À Naples. — Un salon du palais.
Entrent L’INFANTE, SÉRAPHINE et LE ROI.
l’infante.

Laissez-moi mourir.

le roi.

Mais songez donc, infante…

l’infante.

Sire, ce que je désire le plus, c’est la fin de mes maux, c’est la mort.

le roi.

Hélas ! une douleur aussi forte, et à laquelle tu ne cherches pas à résister, t’aura bientôt tuée.

l’infante.

Plût au ciel !… plût au ciel que mes peines finissent bientôt avec ma vie !

le roi.

Tous nous pleurons la mort de Sforze, tous nous le regrettons, tous nous demandons vengeance au ciel… Mais enfin nous renfermons notre douleur dans de justes limites, loin de nous y abandonner avec une violence aussi déraisonnable.

l’infante.

Nous ne sentons pas également ; et je sais mieux que vous quel est mon malheur.

le roi.

Consolez-vous, ma fille. Si l’on peut atteindre le traître, vous aurez satisfaction : il périra.

l’infante, à part.

Hélas !… Ô mon bien ! ô Frédéric !

le roi.

Eh bien ! que répondez-vous ?

l’infante.

Suivez vos projets, mon père, je ne puis que les approuver ; faites chercher le traître, et qu’il périsse. (À part.) Ô ciel ! ne le permets jamais ! (Haut.) Mais c’est en vain que je voudrais oublier ma peine, tous les efforts que je fais pour la chasser de ma mémoire l’y rappellent plus vivement[1].
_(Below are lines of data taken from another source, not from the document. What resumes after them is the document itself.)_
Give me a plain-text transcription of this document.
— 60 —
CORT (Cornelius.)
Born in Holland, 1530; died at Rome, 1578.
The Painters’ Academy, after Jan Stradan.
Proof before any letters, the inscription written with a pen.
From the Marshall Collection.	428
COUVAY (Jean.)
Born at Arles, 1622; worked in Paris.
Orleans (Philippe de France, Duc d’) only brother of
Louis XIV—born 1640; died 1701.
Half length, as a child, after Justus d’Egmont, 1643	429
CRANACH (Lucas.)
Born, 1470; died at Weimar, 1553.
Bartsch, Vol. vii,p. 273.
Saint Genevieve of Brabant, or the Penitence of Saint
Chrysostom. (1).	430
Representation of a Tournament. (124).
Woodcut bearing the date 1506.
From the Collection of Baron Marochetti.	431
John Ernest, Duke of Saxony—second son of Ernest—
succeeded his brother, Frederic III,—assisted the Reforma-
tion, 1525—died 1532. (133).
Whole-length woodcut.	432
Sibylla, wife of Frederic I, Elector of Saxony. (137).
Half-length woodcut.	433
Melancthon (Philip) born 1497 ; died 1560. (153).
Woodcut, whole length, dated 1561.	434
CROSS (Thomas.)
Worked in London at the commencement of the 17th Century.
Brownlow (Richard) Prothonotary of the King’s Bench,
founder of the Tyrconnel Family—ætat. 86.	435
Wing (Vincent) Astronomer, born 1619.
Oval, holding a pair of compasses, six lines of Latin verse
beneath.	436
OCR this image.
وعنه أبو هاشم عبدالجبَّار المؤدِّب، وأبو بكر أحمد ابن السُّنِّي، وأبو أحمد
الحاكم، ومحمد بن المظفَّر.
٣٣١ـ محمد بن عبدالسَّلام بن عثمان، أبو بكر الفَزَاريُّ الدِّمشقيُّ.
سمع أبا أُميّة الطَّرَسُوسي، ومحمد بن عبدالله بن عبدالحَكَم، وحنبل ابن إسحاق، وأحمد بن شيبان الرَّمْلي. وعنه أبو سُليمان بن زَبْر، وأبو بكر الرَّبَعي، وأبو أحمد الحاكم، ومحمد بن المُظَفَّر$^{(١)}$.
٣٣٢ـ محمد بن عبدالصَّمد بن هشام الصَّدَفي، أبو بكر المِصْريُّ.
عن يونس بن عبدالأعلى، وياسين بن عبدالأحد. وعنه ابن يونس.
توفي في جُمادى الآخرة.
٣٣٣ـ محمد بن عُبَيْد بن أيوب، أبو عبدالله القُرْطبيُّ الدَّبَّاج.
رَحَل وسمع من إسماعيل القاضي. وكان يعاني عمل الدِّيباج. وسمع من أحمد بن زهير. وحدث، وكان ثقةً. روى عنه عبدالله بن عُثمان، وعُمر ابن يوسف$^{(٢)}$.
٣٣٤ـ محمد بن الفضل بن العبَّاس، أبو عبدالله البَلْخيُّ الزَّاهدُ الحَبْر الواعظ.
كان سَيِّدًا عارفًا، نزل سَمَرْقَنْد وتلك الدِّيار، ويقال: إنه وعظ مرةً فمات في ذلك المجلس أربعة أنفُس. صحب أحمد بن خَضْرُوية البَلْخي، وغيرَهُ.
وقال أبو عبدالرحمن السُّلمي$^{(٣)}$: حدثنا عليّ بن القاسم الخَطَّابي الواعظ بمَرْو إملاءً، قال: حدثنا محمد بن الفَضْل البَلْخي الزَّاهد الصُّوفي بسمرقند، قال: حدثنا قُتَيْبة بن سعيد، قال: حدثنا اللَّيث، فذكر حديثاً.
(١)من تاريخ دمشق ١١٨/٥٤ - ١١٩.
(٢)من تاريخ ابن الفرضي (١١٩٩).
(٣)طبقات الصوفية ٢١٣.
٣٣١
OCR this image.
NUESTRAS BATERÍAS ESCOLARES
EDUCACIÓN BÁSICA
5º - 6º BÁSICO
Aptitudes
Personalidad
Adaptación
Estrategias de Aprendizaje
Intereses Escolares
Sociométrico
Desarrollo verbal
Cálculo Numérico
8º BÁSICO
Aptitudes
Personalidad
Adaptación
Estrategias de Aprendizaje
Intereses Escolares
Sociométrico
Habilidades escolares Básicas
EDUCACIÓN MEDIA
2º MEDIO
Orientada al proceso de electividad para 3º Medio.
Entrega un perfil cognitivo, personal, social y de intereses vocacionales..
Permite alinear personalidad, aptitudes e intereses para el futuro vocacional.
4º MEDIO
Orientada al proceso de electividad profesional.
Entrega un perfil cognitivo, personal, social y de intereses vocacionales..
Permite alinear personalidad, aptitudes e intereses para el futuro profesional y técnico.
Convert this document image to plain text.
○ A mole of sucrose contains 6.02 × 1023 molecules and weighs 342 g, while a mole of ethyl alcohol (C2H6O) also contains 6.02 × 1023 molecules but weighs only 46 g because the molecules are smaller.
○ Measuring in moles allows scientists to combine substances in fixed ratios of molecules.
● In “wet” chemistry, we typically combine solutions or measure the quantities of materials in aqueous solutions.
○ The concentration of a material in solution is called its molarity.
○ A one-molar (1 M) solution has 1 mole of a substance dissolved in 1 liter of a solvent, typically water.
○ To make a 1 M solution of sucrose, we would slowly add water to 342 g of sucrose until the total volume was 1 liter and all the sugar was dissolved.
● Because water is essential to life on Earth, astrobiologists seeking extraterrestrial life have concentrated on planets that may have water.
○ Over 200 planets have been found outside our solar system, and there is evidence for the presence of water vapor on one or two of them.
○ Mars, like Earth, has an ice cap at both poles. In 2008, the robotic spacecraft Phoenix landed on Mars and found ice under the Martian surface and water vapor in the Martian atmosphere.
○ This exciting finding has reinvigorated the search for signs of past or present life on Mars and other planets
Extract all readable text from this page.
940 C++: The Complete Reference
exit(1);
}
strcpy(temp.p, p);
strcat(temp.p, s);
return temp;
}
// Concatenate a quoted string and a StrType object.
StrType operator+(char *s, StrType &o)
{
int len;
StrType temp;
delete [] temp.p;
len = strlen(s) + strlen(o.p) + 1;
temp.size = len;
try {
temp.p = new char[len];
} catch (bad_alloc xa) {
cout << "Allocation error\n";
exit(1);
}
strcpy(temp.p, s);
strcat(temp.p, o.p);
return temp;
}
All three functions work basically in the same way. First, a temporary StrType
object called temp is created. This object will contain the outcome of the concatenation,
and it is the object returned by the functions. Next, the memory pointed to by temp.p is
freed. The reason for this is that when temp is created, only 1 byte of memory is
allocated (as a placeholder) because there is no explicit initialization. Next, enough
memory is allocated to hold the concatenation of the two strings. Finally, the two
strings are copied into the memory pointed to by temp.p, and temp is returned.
Entrent LE CAPITAINE DES GARDES et ROBERTO.
le capitaine.

Sire, votre majesté ayant fait publier qu’on punirait comme rebelle quiconque ne découvrirait pas le meurtrier, ou ne dirait pas

  1. Dans le texte Calderon a donné à cette pensée des développemens qu’il nous a été impossible de reproduire, tant ils ont de subtilité.